D’où il résulte, en contrepartie, que si l’on veut effectivement se débarrasser de quelque chose sans pourtant parvenir à s’y résoudre, la meilleure manière de contourner ses réserves consiste à prêter la chose. Et celle-ci ne reviendra fort probablement jamais, tout en nous épargnant le malaise vaguement coupable de l’avoir volontairement « mise à la porte »…
J’ai bien apprécié votre texte ci-dessus traitant des livres prêtés, empruntés ainsi que des bibliothèques… En particulier, votre fréquentation des bibliothèques publiques, du regret qui vous reste, et des trous invisibles dans votre bibliothèque à cause des livres que vous avez lus sans les avoir achetés…
J’ai une solution pour vous et pour tous les citoyens de Montréal..

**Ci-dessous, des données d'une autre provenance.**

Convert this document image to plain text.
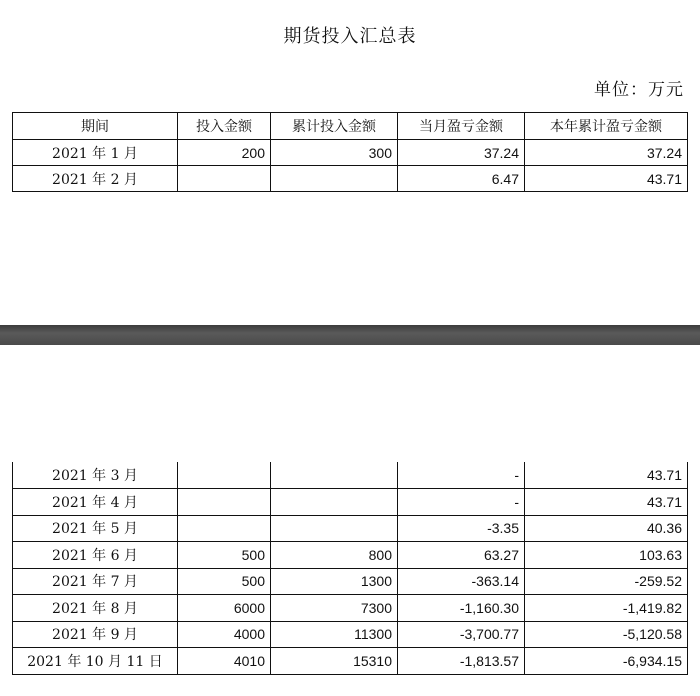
期货投入汇总表
单位：万元
期间	投入金额	累计投入金额	当月盈亏金额	本年累计盈亏金额
2021 年 1 月	200	300	37.24	37.24
2021 年 2 月			6.47	43.71
2021 年 3 月			-	43.71
2021 年 4 月			-	43.71
2021 年 5 月			-3.35	40.36
2021 年 6 月	500	800	63.27	103.63
2021 年 7 月	500	1300	-363.14	-259.52
2021 年 8 月	6000	7300	-1,160.30	-1,419.82
2021 年 9 月	4000	11300	-3,700.77	-5,120.58
2021 年 10 月 11 日	4010	15310	-1,813.57	-6,934.15
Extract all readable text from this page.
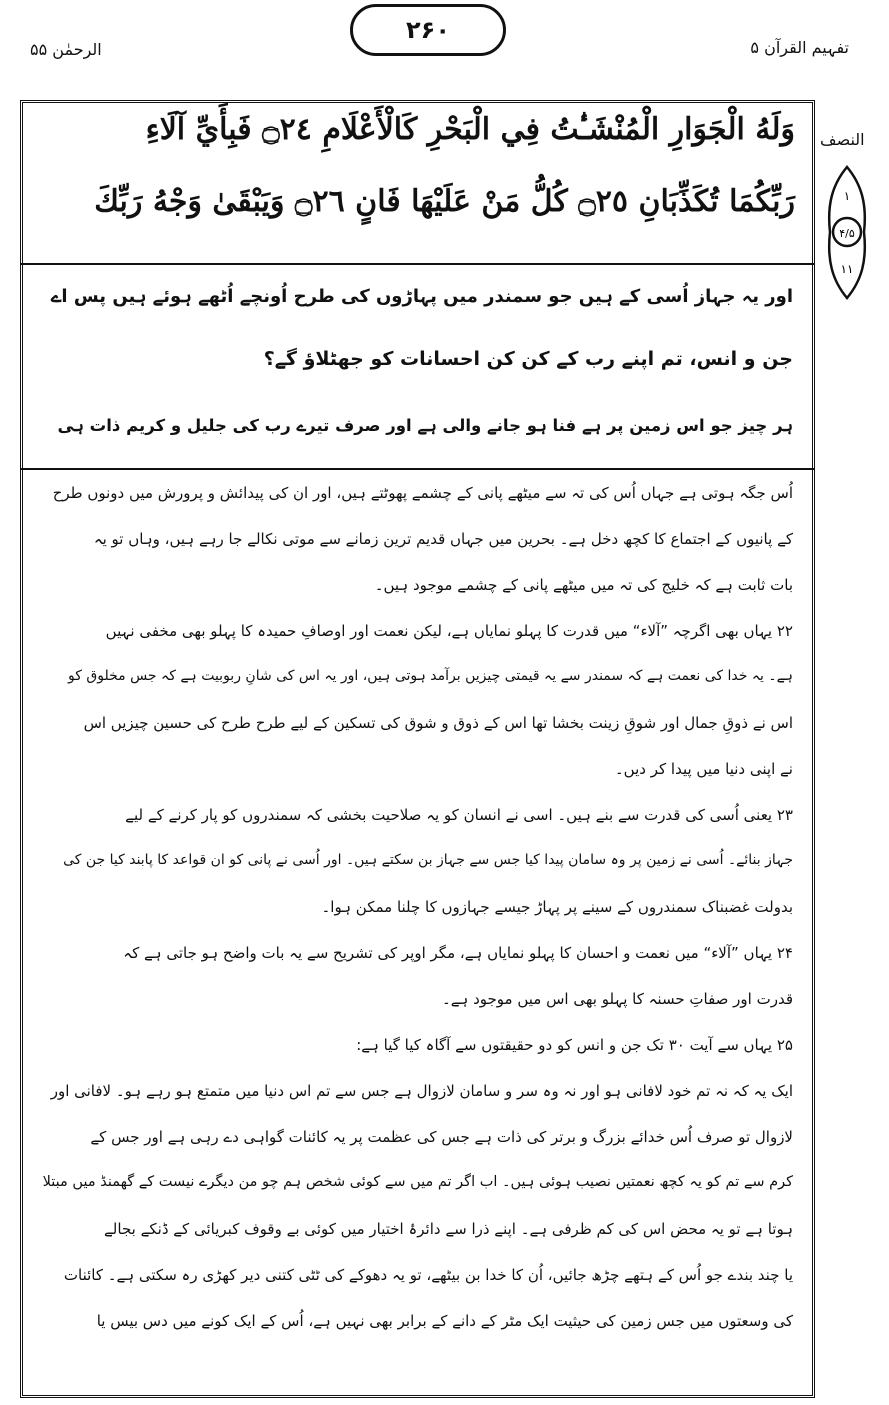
۲۶۰
تفہیم القرآن ۵
الرحمٰن ۵۵
النصف
۱
۴/۵
۱۱
وَلَهُ الْجَوَارِ الْمُنْشَـٰٔتُ فِي الْبَحْرِ كَالْأَعْلَامِ ۝٢٤ فَبِأَيِّ آلَاءِ
رَبِّكُمَا تُكَذِّبَانِ ۝٢٥ كُلُّ مَنْ عَلَيْهَا فَانٍ ۝٢٦ وَيَبْقَىٰ وَجْهُ رَبِّكَ
اور یہ جہاز اُسی کے ہیں جو سمندر میں پہاڑوں کی طرح اُونچے اُٹھے ہوئے ہیں پس اے
جن و انس، تم اپنے رب کے کن کن احسانات کو جھٹلاؤ گے؟
ہر چیز جو اس زمین پر ہے فنا ہو جانے والی ہے اور صرف تیرے رب کی جلیل و کریم ذات ہی
اُس جگہ ہوتی ہے جہاں اُس کی تہ سے میٹھے پانی کے چشمے پھوٹتے ہیں، اور ان کی پیدائش و پرورش میں دونوں طرح
کے پانیوں کے اجتماع کا کچھ دخل ہے۔ بحرین میں جہاں قدیم ترین زمانے سے موتی نکالے جا رہے ہیں، وہاں تو یہ
بات ثابت ہے کہ خلیج کی تہ میں میٹھے پانی کے چشمے موجود ہیں۔
۲۲ یہاں بھی اگرچہ ”آلاء“ میں قدرت کا پہلو نمایاں ہے، لیکن نعمت اور اوصافِ حمیدہ کا پہلو بھی مخفی نہیں
ہے۔ یہ خدا کی نعمت ہے کہ سمندر سے یہ قیمتی چیزیں برآمد ہوتی ہیں، اور یہ اس کی شانِ ربوبیت ہے کہ جس مخلوق کو
اس نے ذوقِ جمال اور شوقِ زینت بخشا تھا اس کے ذوق و شوق کی تسکین کے لیے طرح طرح کی حسین چیزیں اس
نے اپنی دنیا میں پیدا کر دیں۔
۲۳ یعنی اُسی کی قدرت سے بنے ہیں۔ اسی نے انسان کو یہ صلاحیت بخشی کہ سمندروں کو پار کرنے کے لیے
جہاز بنائے۔ اُسی نے زمین پر وہ سامان پیدا کیا جس سے جہاز بن سکتے ہیں۔ اور اُسی نے پانی کو ان قواعد کا پابند کیا جن کی
بدولت غضبناک سمندروں کے سینے پر پہاڑ جیسے جہازوں کا چلنا ممکن ہوا۔
۲۴ یہاں ”آلاء“ میں نعمت و احسان کا پہلو نمایاں ہے، مگر اوپر کی تشریح سے یہ بات واضح ہو جاتی ہے کہ
قدرت اور صفاتِ حسنہ کا پہلو بھی اس میں موجود ہے۔
۲۵ یہاں سے آیت ۳۰ تک جن و انس کو دو حقیقتوں سے آگاہ کیا گیا ہے:
ایک یہ کہ نہ تم خود لافانی ہو اور نہ وہ سر و سامان لازوال ہے جس سے تم اس دنیا میں متمتع ہو رہے ہو۔ لافانی اور
لازوال تو صرف اُس خدائے بزرگ و برتر کی ذات ہے جس کی عظمت پر یہ کائنات گواہی دے رہی ہے اور جس کے
کرم سے تم کو یہ کچھ نعمتیں نصیب ہوئی ہیں۔ اب اگر تم میں سے کوئی شخص ہم چو من دیگرے نیست کے گھمنڈ میں مبتلا
ہوتا ہے تو یہ محض اس کی کم ظرفی ہے۔ اپنے ذرا سے دائرۂ اختیار میں کوئی بے وقوف کبریائی کے ڈنکے بجالے
یا چند بندے جو اُس کے ہتھے چڑھ جائیں، اُن کا خدا بن بیٹھے، تو یہ دھوکے کی ٹٹی کتنی دیر کھڑی رہ سکتی ہے۔ کائنات
کی وسعتوں میں جس زمین کی حیثیت ایک مٹر کے دانے کے برابر بھی نہیں ہے، اُس کے ایک کونے میں دس بیس یا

Notre association, les Amis de la Bibliothèque de Montréal, organise chaque année un grand Solde de livres, à partir des livres élagués des bibliothèques publiques de Montréal.
Nous aurons cette année prlus de 85 000 livres à vendre : du 1er au 9 mai 2010. Tous les livres se vendent $1 ou moins. Nous enverrons un communiqué à VOIR, mais vous pouvez consulter notre page internet :
http://ville.montreal.qc.ca/portal/page?_pageid=4276,5496140&_dad=portal&_schema=PORTAL
Les livres que je prête ne m’appartiennent plus. Je les laisse aller au gré des mains qui les prennent. Je n’y m’intéresse plus Ce sont des poussières de vie qui me quitte en me laissant des images, des impressions.

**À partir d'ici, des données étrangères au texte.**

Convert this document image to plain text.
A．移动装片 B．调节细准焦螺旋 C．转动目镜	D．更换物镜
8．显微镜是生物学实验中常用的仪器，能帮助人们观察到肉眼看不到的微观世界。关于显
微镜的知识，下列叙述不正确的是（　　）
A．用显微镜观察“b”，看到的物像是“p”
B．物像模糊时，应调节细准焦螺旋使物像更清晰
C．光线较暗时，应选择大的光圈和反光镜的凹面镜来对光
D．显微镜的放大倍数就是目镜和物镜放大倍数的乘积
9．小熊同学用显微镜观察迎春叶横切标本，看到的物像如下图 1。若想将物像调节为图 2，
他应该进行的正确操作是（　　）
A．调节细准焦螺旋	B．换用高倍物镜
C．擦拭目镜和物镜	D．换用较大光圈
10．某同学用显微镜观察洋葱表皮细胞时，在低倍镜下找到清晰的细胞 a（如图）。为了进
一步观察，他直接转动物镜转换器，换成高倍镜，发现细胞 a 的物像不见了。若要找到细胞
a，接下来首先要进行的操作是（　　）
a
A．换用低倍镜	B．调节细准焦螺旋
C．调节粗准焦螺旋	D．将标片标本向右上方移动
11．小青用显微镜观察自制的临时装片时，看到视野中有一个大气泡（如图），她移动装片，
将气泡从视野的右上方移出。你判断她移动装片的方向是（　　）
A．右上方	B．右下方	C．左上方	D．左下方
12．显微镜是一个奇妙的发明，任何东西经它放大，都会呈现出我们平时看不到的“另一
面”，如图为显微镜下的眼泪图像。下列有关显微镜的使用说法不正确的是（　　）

Il y a un seul livre que je prête mais il doit me revenir. J’ai même écrit mon nom sur une page de garde blanche. Erik Fosnes Hansen a écrit le premier tome de « Les Anges protecteurs » au début des années 2000. La parution en français en 2003 m’a permis de lire en 2005. Depuis ce temps, j’attends le deuxième tome que l’auteur n’a pas encore écrit.
Je suis presque certain qu’il n’y aura jamais de deuxième tome. Je garde donc ce livre comme un talisman, un livre protecteur.